FORMACIÓN DE DOCENTES EN FÍSICA :

ANÁLISIS Y PROPOSICIONES


Anna Maria Pessoa de Carvalho, Université de Sao Paulo, Brésil, et

Daniel Gil-Perez, Université de Valencia, Espagne.

La investigación en didáctica ha mostrado la existencia de grandes diferencias entre los objetivos de un programa de enseñanza y lo que realmente enseñan los docentes. (Cronin-Jones, 1991). Estas diferencias se refieren a la influencia ejercida por los docentes en la puesta en práctica de los programas de ciencias en la enseñanza secundaria. Esta posición es de vital importancia en una asignatura como la física, donde se denotan cambios radicales de los programas (algunos ya puestos en práctica) en este nivel. Por otra parte, quizás como consecuencia de esto, se observa un fuerte porcentaje de alumnos que no logran un éxito en física y además se observa en constante progresión una actitud negativa de los alumnos hacia las ciencias y a su aprendizaje (yager & Penich, 1985).

Estos resultados van en contra de la idea simplista de la enseñanza de las ciencias como una actividad que exige unicamente un sólido saber científico, así como una cierta experiencia. Es decir, estos resultados han puesto en evidencia que la formación de un docente no puede ser reducida a una serie de cursos científicos, como se ha venido haciendo hasta ahora.

Un método, experimentado en numerosos paises, consiste en completar los cursos científicos por cursos relativos a la enseñanza propiamente dicho. ¿Cuáles son los resultados de este método ?

Como ha demostrado Mcdermont (1990), los cursos universitarios no suministran en general el tipo de formación que los docentes deberían tener :

Por otro lado, los cursos de didáctica o de pedagogía están completamente de la enseñanza del contenido, y los docentes no pueden ver el interés de estos cursos por sus propios problemas de enseñanza y de aprendizaje.

Hoy en día, se plantea que la situación debe cambiar por el auge impresionante que ha experimentado la didáctica (Tiberghien, 1985 ; Linn, 1987 ; Viennot, 1989), como una ciencia con un cuerpo de saberes coherentes y específicos (Gil et al., 1991 ; Hobson, 1992).
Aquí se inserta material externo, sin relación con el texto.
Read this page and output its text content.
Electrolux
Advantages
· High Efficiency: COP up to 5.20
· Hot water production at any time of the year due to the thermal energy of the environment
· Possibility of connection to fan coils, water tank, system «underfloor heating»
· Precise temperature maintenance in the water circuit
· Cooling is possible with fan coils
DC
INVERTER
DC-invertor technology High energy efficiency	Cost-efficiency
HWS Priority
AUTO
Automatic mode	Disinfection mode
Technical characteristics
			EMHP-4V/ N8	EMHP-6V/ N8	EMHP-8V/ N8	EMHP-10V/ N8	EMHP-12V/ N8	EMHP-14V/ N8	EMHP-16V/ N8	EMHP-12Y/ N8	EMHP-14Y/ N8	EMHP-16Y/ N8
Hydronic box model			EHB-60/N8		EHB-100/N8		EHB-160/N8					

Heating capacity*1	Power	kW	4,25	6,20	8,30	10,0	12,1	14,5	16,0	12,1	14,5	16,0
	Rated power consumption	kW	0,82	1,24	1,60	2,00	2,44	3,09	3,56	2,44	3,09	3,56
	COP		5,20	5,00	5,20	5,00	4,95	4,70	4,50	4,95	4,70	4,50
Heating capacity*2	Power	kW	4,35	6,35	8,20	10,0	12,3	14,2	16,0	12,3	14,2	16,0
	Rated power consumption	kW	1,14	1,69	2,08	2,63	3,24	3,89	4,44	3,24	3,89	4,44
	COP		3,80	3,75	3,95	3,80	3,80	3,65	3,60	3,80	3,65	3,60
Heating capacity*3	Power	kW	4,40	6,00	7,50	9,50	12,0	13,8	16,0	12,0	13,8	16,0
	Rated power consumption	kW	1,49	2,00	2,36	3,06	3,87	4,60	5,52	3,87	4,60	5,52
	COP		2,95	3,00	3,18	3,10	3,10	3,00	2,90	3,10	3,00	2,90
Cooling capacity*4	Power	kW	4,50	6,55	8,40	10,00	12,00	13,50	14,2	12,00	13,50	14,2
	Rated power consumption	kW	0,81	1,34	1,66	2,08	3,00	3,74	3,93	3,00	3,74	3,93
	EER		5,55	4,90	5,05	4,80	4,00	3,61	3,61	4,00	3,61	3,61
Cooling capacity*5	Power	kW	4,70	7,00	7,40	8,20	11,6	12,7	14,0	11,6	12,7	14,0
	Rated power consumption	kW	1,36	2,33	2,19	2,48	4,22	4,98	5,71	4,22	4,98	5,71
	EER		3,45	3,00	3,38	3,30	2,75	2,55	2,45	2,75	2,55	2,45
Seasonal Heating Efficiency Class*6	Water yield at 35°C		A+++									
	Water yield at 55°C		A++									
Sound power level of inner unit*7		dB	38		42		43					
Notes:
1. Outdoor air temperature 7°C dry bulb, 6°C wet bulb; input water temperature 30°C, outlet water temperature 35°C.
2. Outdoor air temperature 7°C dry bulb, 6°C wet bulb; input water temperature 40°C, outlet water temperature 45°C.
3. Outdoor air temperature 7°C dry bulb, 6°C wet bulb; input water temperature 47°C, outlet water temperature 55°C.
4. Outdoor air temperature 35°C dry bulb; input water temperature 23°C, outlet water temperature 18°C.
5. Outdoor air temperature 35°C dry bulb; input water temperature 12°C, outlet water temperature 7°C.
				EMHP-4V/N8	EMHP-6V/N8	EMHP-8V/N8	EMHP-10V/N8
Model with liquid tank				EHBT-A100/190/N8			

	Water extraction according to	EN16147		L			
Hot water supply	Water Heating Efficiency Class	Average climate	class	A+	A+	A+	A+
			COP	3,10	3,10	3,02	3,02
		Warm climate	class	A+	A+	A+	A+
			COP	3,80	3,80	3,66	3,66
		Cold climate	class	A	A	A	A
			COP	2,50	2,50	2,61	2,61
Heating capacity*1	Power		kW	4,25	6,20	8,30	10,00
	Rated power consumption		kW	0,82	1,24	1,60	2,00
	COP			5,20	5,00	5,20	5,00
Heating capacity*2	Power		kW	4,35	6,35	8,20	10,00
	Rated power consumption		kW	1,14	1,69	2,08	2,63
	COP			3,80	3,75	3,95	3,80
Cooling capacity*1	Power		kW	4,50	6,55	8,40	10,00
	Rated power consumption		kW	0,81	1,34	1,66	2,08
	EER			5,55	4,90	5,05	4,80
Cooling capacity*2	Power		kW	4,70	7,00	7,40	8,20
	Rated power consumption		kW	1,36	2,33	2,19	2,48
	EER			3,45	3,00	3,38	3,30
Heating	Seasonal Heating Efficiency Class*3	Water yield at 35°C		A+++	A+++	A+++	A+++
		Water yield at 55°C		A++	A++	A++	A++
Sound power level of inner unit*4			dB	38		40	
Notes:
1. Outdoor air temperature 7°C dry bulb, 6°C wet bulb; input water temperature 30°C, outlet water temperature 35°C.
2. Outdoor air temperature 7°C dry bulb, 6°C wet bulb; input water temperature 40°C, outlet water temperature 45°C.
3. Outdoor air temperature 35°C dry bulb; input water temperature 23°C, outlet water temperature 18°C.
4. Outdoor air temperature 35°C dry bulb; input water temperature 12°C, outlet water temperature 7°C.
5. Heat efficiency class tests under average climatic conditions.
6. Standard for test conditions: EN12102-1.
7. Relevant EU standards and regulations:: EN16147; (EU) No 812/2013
Así, la formación profesional de los docentes de física puede ser centrada en los problemas de enseñanza y de aprendizaje de la física, llevando a sí a la adquisición de un fundamento teórico de la práctica.
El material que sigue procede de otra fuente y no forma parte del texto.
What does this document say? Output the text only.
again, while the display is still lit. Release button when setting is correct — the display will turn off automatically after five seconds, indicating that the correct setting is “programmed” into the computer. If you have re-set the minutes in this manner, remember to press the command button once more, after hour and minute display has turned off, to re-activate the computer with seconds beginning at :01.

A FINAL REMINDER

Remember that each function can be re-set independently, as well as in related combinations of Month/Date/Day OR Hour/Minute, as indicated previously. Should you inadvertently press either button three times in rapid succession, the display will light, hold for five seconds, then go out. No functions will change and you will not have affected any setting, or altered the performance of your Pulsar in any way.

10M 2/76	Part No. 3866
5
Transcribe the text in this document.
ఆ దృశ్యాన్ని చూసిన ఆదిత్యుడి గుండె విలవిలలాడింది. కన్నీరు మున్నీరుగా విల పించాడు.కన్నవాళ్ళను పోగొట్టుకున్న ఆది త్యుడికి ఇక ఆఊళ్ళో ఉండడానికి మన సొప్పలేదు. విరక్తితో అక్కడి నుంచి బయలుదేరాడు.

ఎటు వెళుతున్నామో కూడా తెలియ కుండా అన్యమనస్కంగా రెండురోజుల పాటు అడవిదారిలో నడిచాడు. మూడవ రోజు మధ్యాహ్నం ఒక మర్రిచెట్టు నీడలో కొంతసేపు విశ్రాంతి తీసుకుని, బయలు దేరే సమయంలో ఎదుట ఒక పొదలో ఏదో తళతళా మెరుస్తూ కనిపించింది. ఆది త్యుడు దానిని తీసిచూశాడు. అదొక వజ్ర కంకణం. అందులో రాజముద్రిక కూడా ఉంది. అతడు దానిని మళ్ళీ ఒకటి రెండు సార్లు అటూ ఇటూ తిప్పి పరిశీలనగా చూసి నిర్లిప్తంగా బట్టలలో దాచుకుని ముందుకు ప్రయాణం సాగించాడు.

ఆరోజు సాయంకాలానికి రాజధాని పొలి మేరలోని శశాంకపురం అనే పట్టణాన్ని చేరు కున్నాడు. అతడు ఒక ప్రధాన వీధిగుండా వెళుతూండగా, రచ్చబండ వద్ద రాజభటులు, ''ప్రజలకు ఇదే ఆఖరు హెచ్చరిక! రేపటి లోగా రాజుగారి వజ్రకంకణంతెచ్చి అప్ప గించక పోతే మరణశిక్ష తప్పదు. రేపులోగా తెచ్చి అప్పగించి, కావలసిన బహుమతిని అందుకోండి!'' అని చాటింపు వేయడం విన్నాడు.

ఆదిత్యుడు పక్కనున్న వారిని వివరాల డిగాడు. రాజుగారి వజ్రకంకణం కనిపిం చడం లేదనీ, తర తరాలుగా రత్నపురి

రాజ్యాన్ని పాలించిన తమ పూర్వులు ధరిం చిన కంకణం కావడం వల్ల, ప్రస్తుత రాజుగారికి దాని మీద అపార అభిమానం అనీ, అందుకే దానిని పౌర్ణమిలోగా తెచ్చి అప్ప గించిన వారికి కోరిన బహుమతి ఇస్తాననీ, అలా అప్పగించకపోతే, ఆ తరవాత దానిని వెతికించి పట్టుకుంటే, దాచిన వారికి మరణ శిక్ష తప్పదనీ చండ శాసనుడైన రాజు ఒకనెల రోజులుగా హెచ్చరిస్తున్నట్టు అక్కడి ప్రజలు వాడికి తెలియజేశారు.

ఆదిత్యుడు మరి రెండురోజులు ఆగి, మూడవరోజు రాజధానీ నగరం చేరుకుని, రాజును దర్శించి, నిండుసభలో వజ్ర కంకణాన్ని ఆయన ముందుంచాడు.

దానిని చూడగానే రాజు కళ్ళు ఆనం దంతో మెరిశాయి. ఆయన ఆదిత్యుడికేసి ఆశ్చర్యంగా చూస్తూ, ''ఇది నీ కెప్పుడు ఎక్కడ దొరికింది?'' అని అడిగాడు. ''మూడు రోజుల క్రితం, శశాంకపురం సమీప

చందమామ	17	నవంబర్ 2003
¿Cuáles pueden ser las principales implicaciones de la didáctica en la formación de los docentes de física?

Se plantean cuatro puntos que, desde nuestro punto de vista, son fundamentales y constituyen manifiestamente una ruptura con la idea simplista de la formación de los docentes. Estos cuatro puntos fundamentales son : 1) la necesidad de un conocimiento profundo de la disciplina que se enseña – conocimiento que, de lejos, sobrepase la posición reduccionista adoptada generalmente ; 2) le cuestionamiento de las ideas « de sentido común » de los docentes sobre la enseñanza y el aprendizaje de la física ; 3) la adquisición de conocimientos teóricos sobre el aprendizaje de la física ; 4) la implicación en la investigación en didáctica de la física y en la innovación.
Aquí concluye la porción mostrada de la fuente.